The lawmakers’ bill would also allow employees to continue to contribute to their 401(k) plans during the six months following a hardship withdrawal. Letting workers fund their accounts after a withdrawal would allow them to receive a company’s matching contributions.
“We need to give folks more incentives to continue saving for their retirement,” said Nelson, who chairs the U.S. Senate Special Committee on Aging. “Giving them extra time to restore money owed to their 401(k)s is one way we can help cut down on lost retirement savings.”
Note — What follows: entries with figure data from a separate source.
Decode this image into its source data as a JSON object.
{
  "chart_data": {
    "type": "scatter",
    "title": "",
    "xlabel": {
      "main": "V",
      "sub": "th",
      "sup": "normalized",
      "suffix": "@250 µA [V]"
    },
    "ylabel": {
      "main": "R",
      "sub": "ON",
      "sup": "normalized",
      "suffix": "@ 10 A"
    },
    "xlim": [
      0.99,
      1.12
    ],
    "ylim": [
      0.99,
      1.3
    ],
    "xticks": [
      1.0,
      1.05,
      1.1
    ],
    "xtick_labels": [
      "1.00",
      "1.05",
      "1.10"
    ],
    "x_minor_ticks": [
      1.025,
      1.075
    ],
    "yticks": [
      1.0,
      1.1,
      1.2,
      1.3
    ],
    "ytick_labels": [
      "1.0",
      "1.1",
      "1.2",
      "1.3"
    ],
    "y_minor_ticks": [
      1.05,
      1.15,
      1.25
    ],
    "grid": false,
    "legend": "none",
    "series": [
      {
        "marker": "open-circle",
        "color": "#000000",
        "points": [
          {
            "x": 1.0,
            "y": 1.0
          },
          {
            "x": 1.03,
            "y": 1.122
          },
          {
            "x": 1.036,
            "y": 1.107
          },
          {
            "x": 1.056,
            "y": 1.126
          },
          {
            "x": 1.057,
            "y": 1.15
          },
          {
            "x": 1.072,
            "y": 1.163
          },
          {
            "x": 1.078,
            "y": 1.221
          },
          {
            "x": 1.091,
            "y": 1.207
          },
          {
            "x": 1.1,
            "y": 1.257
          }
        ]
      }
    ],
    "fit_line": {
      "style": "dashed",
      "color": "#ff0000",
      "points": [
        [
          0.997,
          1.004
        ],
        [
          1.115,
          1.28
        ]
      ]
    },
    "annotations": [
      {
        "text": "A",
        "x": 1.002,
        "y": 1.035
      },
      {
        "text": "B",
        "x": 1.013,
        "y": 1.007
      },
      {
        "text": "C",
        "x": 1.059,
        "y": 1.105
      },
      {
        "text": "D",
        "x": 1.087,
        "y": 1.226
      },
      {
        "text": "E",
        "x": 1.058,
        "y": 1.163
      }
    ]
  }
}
Brian H. Graff, executive director and CEO of The American Society of Pension Professionals and Actuaries (ASPPA), issued a statement in support of the legislation. “The power of [an employee’s] compounding retirement savings is weakened when the individual takes a hardship withdrawal from retirement savings or does not repay a loan from a 401(k) plan because it came due when employment was terminated. We are mindful that some employees have serious immediate financial needs. Therefore, we believe it is important to minimize the harm that comes from accessing retirement funds for nonretirement purposes. The SEAL Act would be an important step toward addressing this problem,” Graff said.“The SEAL Act proposes simple changes that will lessen the loss of retirement savings when an employee terminates employment with an outstanding loan balance and reduce the long-term impact of hardship withdrawals. Specifically, the bill extends the period that an individual retirement account (IRA) can accept repayment of outstanding loan balances as a rollover from a qualified retirement plan. The bill also includes a provision that would allow participants to continue to make elective contributions during the six months following a hardship withdrawal. These provisions are sensible improvements to current law that will allow many Americans to keep more of their retirement savings working for them,” he added.